In the case where `t1` is cons-ed onto the recursive call to `merge_`, the `binHeap ret` predicate follows from (i) the post-condition established by the recursive call, (ii) the conditional check, and (iii) from the relationship between `t1` and `ts1'` established by the assumption `binHeap ts1`. The case where `t2` is cons-ed onto the recursive call is similar.

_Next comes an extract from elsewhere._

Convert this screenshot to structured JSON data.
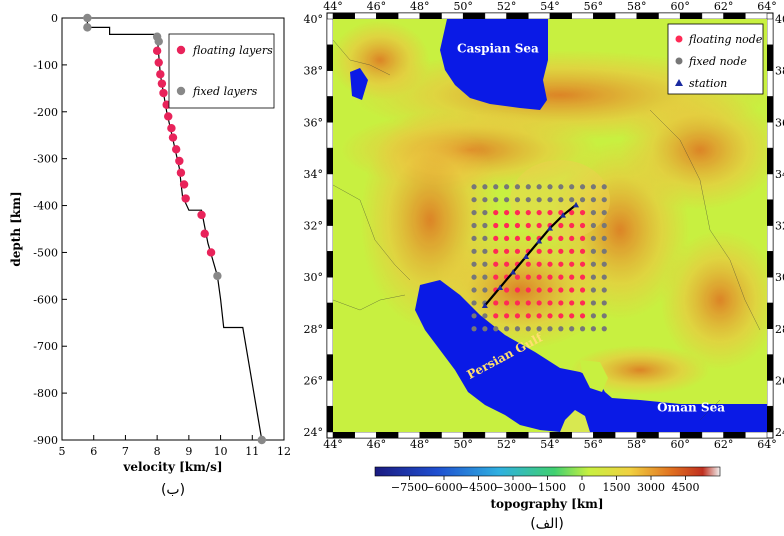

Now consider the case when `insertTree` is called with the return value from the recursive call to `merge_`. The post-condition of `merge_` above is not sufficient to satisfy the pre-conditions required by `insertTree`. So, we need to establish a stronger post-condition:

``````   merge_ : InternalHeap -> InternalHeap -> InternalHeap
-- merge_ : (ts1:InternalHeap) -> (ts2:InternalHeap) -> (ret:InternalHeap)
--
--   @pre: binHeap ts1 && binHeap ts2
--  @post: binHeap ret &&
--         rankFst ret >= min (rankFst ts1) (rankFst ts2)    (added)``````

This will satisfy the pre-conditions on `insertTree`, but now the post-condition of `insertTree` is not sufficient to satisfy the new, stronger post-condition of `merge_`. So, we need to strengthen the post-condition of `insertTree`:

``````   insertTree :    Tree ->      InternalHeap ->       InternalHeap
-- insertTree : (t:Tree) -> (ts:InternalHeap) -> (ret:InternalHeap)
--
--   @pre: binTree t && binHeap ts && rank t <= rankFst ts
--  @post: binHeap ret &&
--         rankFst ret >= rank t                (added)``````

This is the kind of informal reasoning we need to do on paper to argue why `merge` does indeed produce a valid binomial heap.

To gain more confidence, we could add defensive, dynamic checks at run-time to make sure that we haven't missed something. Or we could use powerful theorem provers to make certain that we've written the code correctly. Both of these are topics for another day.